The good news is: Payson second-graders look pretty good compared to students throughout Arizona.
That above-average performance comes bundled with the schools “B” grade on the state report card this year, which relies mostly on how students do on the state’s AIMS test, with extra weight for progress made by the lowest-performing students.
But wait: There’s more.
Now comes the bad news: Compared to second-graders nationally, they have a long way to go.
In fact, while the district’s second-graders are holding their own in math, when it comes to language arts, Payson students score just above the bottom third nationally.
Moreover, while Payson’s second-graders have made gains in math, their national ranking has fallen in both reading and language in the past three years.
The district has made significant cuts in each of the past three years, which have hit the elementary grades especially hard. The school board closed Frontier Elementary School and divided the elementary grades between the remaining two elementary school campuses. In the process, the district increased elementary school class sizes by 20 to 30 percent.
The second-graders’ scores matter a lot, since they determine the ranking for the whole school.
“The Department of Education only uses the second grade for the school grade,” said PES principal Donna Haught, since the school now has just grades K-2.
The reason? Arizona schools do not give standardized tests to elementary students until they hit the second grade.
The first test students take is the Stanford 10, a test that schools have used for 80 years to determine how their students stack up against other students in the nation. By the third grade, students begin taking the Arizona Instrument to Measure Standards (AIMS) test.
On the national Stanford 10 tests, Payson second-graders scored at the 57th percentile in math, the 41st in reading and a dismaying 36th in language.
Regardless of these national scores, the Arizona Department of Education gave PES a “B” letter grade, based on the AIMS tests, which Arizona plans to phase out in the next few years.
Haught said it’s hard to compare PES to other schools at the moment, since only 10 other schools in the state limit themselves to the K-2 grades. Most Arizona elementary schools teach kindergarten through fifth grades.
Haught said that makes it difficult to make an apples-to-apples comparison of the state school grade PES received.
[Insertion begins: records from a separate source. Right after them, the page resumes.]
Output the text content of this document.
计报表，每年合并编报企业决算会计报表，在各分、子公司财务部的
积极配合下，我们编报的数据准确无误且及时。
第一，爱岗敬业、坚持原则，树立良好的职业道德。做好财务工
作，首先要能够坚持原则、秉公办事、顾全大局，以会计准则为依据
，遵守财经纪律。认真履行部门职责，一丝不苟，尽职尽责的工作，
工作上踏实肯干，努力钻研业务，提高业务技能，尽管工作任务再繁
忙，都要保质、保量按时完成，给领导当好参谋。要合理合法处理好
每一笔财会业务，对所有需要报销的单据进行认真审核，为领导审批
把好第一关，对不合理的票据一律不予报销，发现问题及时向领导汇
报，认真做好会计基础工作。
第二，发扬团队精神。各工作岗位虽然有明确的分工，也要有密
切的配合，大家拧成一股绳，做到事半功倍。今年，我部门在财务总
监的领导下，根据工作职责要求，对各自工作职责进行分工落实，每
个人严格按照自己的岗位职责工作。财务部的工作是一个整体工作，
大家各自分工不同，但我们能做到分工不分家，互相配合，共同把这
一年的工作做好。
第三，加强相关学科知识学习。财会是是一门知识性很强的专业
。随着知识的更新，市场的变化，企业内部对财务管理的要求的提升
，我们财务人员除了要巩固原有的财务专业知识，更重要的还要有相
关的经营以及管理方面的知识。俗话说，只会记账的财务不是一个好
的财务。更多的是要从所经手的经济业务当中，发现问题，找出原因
The other K-5 schools all count scores from multiple grade levels in the overall school grade.
However, both Haught and Barbara Fitzgerald, director of special services and the Payson Virtual Academy, say that new and improved testing, tracking and assessment techniques will improve Payson’s elementary students’ performance.
“Ideally, we do testing in the fall to see where we are,” said Haught. “And then we test again in the winter and spring.”
Fitzgerald said that the district’s focus on reading over the last five years has made a difference. Scores show that as students move up in grades, their reading scores improve. By the time second-graders reach Julia Randall Elementary and the third grade, their Stanford 10 scores improve by 20 points relative to the national scores.
The consequences of second-graders’ struggles with reading and language will escalate dramatically in coming years. The Arizona Department of Education will impose its “Move On When Ready” policy next year. After that, if a third grade student’s scores fall “far below” grade level, he or she will have to repeat the third grade. That policy puts pressure on PES to deliver students with increased reading skills.
Haught said she and PES staff already identify students who need help with their language and computing skills.
The school uses the tests, System to Enhance Educational Performance (STEEP) and Dynamic Indicators of Basic Early Literacy Skills (DIBELS) to identify those students who need help.
With Title I dollars from the federal government, teachers now have the resources to pay for additional learning material needed to help the children.
“We have small class sizes so we can address reading and readiness issues with our benchmark system right away,” said Haught.
Fitzgerald said that it takes time for intervention processes to take effect, but test scores show that the Response to Intervention programs work.
On the other hand, elementary school teachers have also had to cope with an increase in average class sizes from maybe 22 to about 28 or more in the past two years, thanks to teacher layoffs and the closure of Frontier.
In addition, the percentage of low-income and displaced students has risen rapidly. Currently, some 70 percent of the district’s roughly 2,400 students qualify for low and reduced federal lunches, based on family income. In addition, nearly 20 percent qualify as “homeless.”
Studies have shown that family income and a child’s living conditions have more impact on test scores than almost any other factor, including class size.